In our view it would not be possible to separate or segregate such defense costs from costs involved in prosecuting Knight's counterclaim in any event. Even if such were possible, Home has been the moving party throughout this litigation and the party whose wrongful acts made it necessary for the architects to defend themselves against both covered and noncovered claims, as well as the counterclaim of architect Knight for breach of contract in denying insurance coverage and refusal to defend. Under such circumstances the wrongful acts of the insurer (1) in suing its insured under its nonexistent subrogation rights on both covered nd noncovered claims, and (2) its refusal to defend this action on behalf of architect Knight, constituted breaches of its obligation and duty rendering the insurer liable for damages by way of attorney fees, expenses, and court costs occasioned thereby. This Court has extensively discussed the insurer's duty to defend in St. Paul Fire Marine Ins. Co. v. Thompson, 150 Mont. 182, 433 P.2d 795. The following cases so hold with respect to the counterclaim for insurance coverage: Runyan v. Continental Casualty Company, D.C., 233 F. Supp. 214; Utilities Construction Corp. v. Peerless Ins. Co., D.C. 233 F. Supp. 64; Southwestern Bell Tel. Co. v. Western Casualty Sur. Co., D.C, 269 F. Supp. 315. The following authorities so hold with respect to a complaint containing both covered and noncovered claims: St. Paul Fire Marine Ins. Co. v. Hodor, Fla.App. (1967), 200 So.2d 205; 50 A.L.R. 2d 458, 469, 506.

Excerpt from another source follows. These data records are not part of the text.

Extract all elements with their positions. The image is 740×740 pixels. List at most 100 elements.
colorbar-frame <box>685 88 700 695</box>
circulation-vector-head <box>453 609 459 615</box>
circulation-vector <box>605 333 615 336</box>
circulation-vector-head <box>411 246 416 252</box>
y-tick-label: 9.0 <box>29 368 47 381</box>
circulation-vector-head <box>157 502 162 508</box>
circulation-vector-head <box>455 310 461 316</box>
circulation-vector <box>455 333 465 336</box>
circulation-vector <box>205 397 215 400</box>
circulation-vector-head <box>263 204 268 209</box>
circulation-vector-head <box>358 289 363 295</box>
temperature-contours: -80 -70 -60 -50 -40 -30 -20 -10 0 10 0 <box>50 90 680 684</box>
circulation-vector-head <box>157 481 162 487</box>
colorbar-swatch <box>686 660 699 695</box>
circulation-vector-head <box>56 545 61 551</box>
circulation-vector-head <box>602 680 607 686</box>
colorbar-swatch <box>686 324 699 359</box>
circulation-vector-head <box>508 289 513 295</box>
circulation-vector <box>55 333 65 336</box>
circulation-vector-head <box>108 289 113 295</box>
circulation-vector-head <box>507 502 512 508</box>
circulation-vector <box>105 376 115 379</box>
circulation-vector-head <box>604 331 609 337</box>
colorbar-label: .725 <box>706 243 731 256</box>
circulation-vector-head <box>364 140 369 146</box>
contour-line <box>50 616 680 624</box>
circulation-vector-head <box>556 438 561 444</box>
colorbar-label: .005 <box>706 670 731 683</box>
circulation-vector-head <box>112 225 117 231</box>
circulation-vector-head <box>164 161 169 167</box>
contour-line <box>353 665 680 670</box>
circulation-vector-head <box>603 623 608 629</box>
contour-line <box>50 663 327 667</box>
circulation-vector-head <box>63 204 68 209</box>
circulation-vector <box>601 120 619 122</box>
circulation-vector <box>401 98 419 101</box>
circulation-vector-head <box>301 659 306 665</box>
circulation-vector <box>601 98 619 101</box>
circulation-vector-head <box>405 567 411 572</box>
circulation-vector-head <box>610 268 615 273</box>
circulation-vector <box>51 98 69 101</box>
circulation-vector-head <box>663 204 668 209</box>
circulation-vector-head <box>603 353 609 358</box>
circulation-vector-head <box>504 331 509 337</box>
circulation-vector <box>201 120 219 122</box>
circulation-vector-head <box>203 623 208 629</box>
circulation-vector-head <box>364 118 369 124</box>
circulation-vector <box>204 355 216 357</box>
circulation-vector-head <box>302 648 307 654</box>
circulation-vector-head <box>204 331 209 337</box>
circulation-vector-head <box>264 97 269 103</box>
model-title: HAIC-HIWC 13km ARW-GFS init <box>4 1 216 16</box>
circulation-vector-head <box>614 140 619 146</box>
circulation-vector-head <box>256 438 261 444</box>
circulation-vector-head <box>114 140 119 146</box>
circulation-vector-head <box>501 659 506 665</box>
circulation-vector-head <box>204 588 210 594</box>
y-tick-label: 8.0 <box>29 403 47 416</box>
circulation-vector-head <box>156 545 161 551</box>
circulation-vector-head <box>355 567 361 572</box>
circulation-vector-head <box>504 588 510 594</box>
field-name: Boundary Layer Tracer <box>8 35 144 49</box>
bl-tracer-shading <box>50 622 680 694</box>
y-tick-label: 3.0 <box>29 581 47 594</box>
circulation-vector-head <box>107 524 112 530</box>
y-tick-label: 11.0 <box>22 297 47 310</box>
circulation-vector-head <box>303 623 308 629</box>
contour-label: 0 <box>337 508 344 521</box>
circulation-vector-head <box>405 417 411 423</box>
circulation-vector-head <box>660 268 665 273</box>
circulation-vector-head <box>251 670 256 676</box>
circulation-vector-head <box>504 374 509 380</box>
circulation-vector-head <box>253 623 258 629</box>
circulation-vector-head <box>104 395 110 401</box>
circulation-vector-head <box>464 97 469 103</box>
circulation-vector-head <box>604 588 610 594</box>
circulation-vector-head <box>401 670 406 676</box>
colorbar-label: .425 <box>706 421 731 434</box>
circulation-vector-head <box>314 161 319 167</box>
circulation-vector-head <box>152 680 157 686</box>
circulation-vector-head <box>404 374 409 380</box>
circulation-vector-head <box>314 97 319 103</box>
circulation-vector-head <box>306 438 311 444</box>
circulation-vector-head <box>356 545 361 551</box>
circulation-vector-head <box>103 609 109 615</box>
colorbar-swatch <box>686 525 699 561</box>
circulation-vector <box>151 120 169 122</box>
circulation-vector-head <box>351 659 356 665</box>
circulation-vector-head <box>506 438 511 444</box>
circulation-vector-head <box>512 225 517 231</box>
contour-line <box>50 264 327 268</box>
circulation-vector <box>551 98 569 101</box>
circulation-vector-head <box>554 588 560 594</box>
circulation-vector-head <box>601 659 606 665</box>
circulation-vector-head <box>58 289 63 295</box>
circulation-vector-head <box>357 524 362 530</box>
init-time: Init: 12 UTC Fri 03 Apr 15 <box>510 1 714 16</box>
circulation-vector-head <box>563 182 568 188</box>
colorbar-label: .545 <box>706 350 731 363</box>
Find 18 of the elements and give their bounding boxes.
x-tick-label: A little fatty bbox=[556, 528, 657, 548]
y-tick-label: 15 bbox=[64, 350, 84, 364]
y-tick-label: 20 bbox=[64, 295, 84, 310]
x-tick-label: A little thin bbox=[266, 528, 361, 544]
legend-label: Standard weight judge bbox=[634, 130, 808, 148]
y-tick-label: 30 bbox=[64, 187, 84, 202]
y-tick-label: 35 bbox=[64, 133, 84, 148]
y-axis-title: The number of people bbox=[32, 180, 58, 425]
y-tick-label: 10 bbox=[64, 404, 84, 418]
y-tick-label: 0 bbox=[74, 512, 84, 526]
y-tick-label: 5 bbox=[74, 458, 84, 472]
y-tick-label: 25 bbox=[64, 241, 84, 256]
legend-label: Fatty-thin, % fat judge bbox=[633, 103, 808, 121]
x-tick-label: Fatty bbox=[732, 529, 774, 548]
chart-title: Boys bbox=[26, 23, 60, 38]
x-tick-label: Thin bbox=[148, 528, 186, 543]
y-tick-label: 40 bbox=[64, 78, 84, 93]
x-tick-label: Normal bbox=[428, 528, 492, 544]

We note the district court did not fix the amount of damages by way of attorney fees, court costs, and expenses for which Home is liable to the architects in defending against Home's complaint or to architect Knight, architect Van Teylingen, or the architectural firm. Instead, the district court only prescribed the criteria on which such award would be based upon future trial to establish the amount of damages. Any determination of the dollar amount of damages or the criteria therefor is premature.
For the foregoing reasons, the judgment of the district court is affirmed. This cause is remanded to the district court for trial and determination of the amount of damages.
MR. CHIEF JUSTICE JAMES T. HARRISON, and MR. JUSTICES JOHN C. HARRISON, and CASTLES, concur.